In another thread, the comment was made that people in Houston wanted the Oilers franchise to be retired, because of such crummy history.


RE: Is the Raiders move to Vegas dead in the water? - C2__ - 02-02-2017 12:07 AM

(02-01-2017 11:46 AM)GoldenWarrior11 Wrote:  The NFL went almost a full 20 years before a team relocated (Houston Oilers to Tennessee in 1997, followed by the Rams to Los Angeles last year). The longest such steak like that in the NFL/AFL was the Chicago Cardinals to St. Louis in 1960, followed by the Oakland Raiders to Los Angeles in 1982.

History has shown that Los Angeles did not have the fan support or interest to house two franchises at the same time, yet the NFL was intent on recapturing that market on a grand scale. Getting two franchises back in the fold is very much doubling down on the LA market. If just one team becomes successful there, the NFL could end up moving the weaker franchise again down the road to a San Diego, an Oakland, a St. Louis, or another western city, and still get what they desired from the Los Angeles market (at the very costly expense of agitating and eliminating a market in Oakland, San Diego or St. Louis).

The NFL did the right thing in the Cleveland/Baltimore relocation where it essentially treated Baltimore as an expansion franchise. The history, records, colors, etc. remained in Cleveland. It still bothers me that the Titans got to keep the Oilers history, as I think the city of Houston should have kept that.

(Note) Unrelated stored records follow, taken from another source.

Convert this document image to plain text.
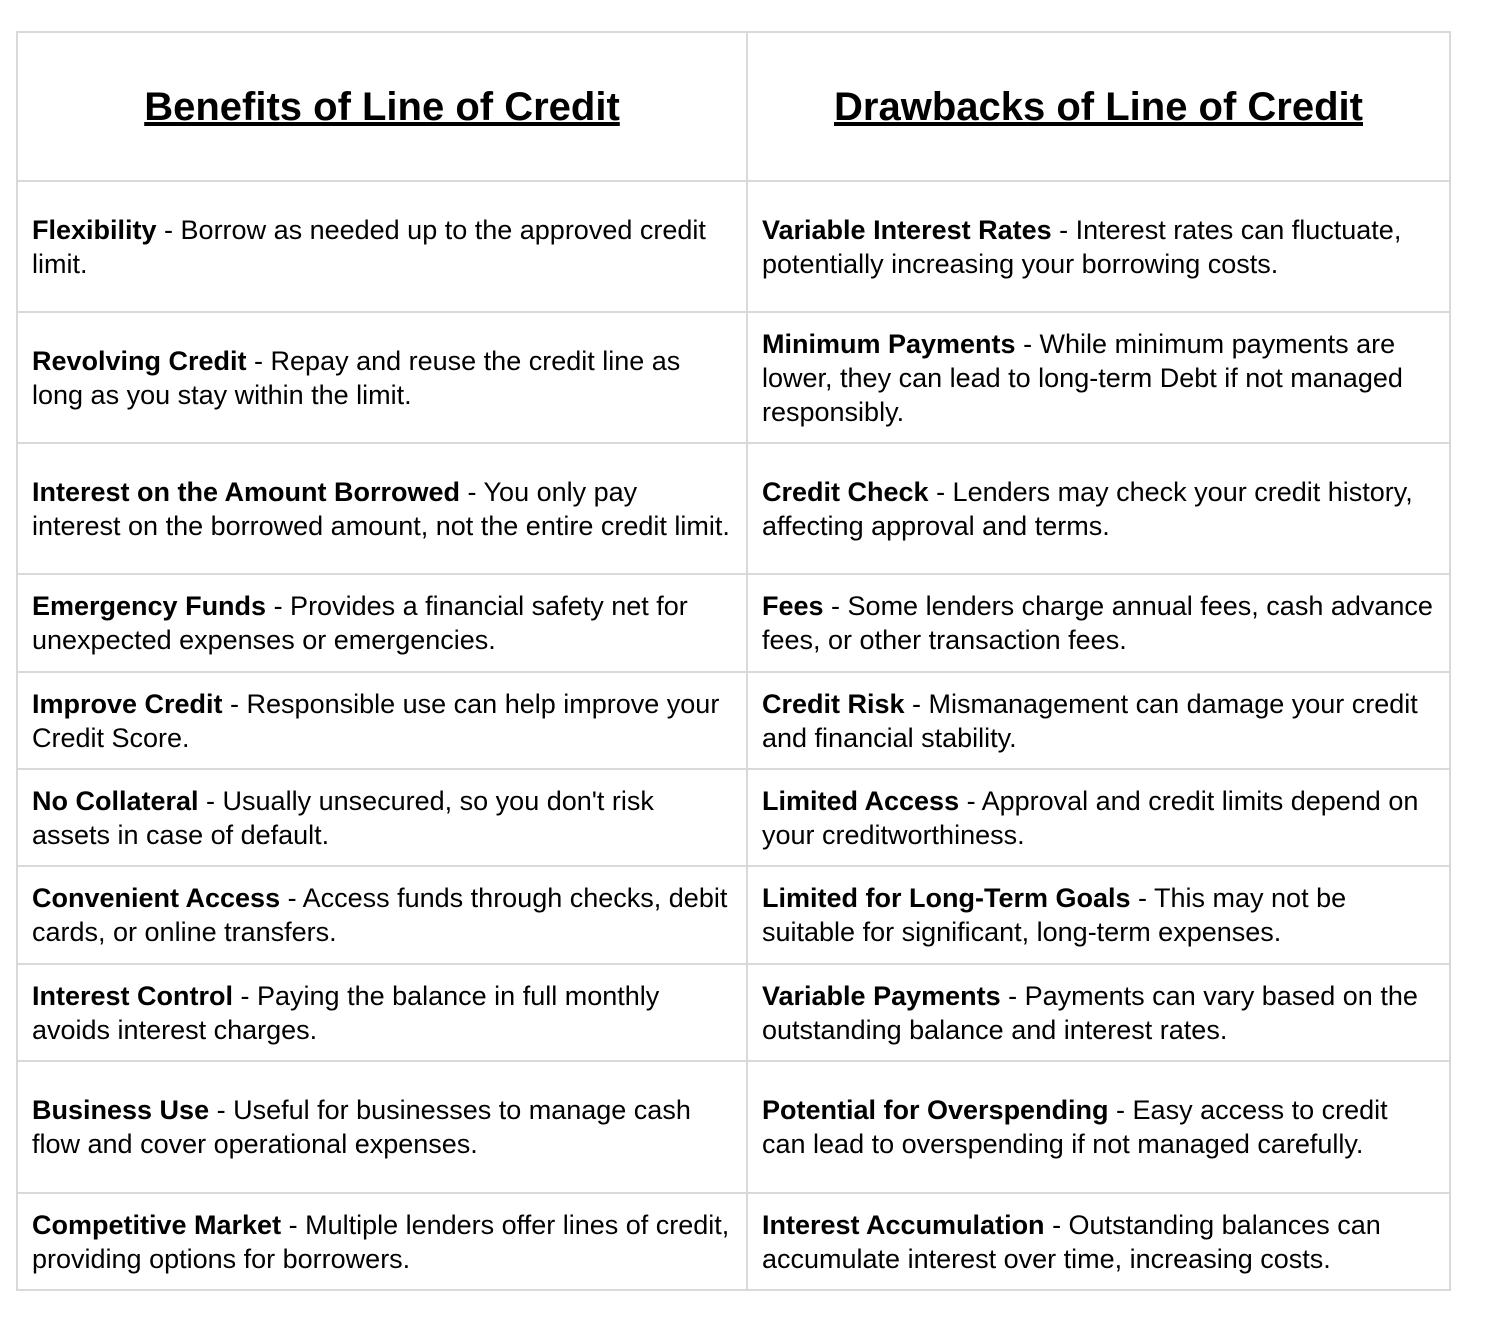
Benefits of Line of Credit	Drawbacks of Line of Credit
Flexibility - Borrow as needed up to the approved credit limit.	Variable Interest Rates - Interest rates can fluctuate, potentially increasing your borrowing costs.
Revolving Credit - Repay and reuse the credit line as long as you stay within the limit.	Minimum Payments - While minimum payments are lower, they can lead to long-term Debt if not managed responsibly.
Interest on the Amount Borrowed - You only pay interest on the borrowed amount, not the entire credit limit.	Credit Check - Lenders may check your credit history, affecting approval and terms.
Emergency Funds - Provides a financial safety net for unexpected expenses or emergencies.	Fees - Some lenders charge annual fees, cash advance fees, or other transaction fees.
Improve Credit - Responsible use can help improve your Credit Score.	Credit Risk - Mismanagement can damage your credit and financial stability.
No Collateral - Usually unsecured, so you don't risk assets in case of default.	Limited Access - Approval and credit limits depend on your creditworthiness.
Convenient Access - Access funds through checks, debit cards, or online transfers.	Limited for Long-Term Goals - This may not be suitable for significant, long-term expenses.
Interest Control - Paying the balance in full monthly avoids interest charges.	Variable Payments - Payments can vary based on the outstanding balance and interest rates.
Business Use - Useful for businesses to manage cash flow and cover operational expenses.	Potential for Overspending - Easy access to credit can lead to overspending if not managed carefully.
Competitive Market - Multiple lenders offer lines of credit, providing options for borrowers.	Interest Accumulation - Outstanding balances can accumulate interest over time, increasing costs.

Yes and no...while the Oilers tradition certainly belongs in Houston, their founder was the one who moved the team, he named the team and it belonged just as much to him as it did to Houston. I understand his emotional connection but he at least should not have had the league bar the name from being used in the future.


RE: Is the Raiders move to Vegas dead in the water? - Wedge - 02-02-2017 02:25 AM

(02-01-2017 10:31 AM)Tom in Lazybrook Wrote:  I say move them to Los Angeles. And make the Rams and Chargers stay in LA with the Raiders there.

That would be one more step toward realizing this old article from The Onion: NFL To Move All 32 Teams To Los Angeles.


RE: Is the Raiders move to Vegas dead in the water? - C2__ - 02-02-2017 02:54 AM

An example of taking a joke way too far. We already got the joke in the headline and first paragraph, it should be 1,000 words or less and really 500 words or less. A lot of the article was filler and unnecessary. Some jokes write themselves and the job was pretty much done in the headline.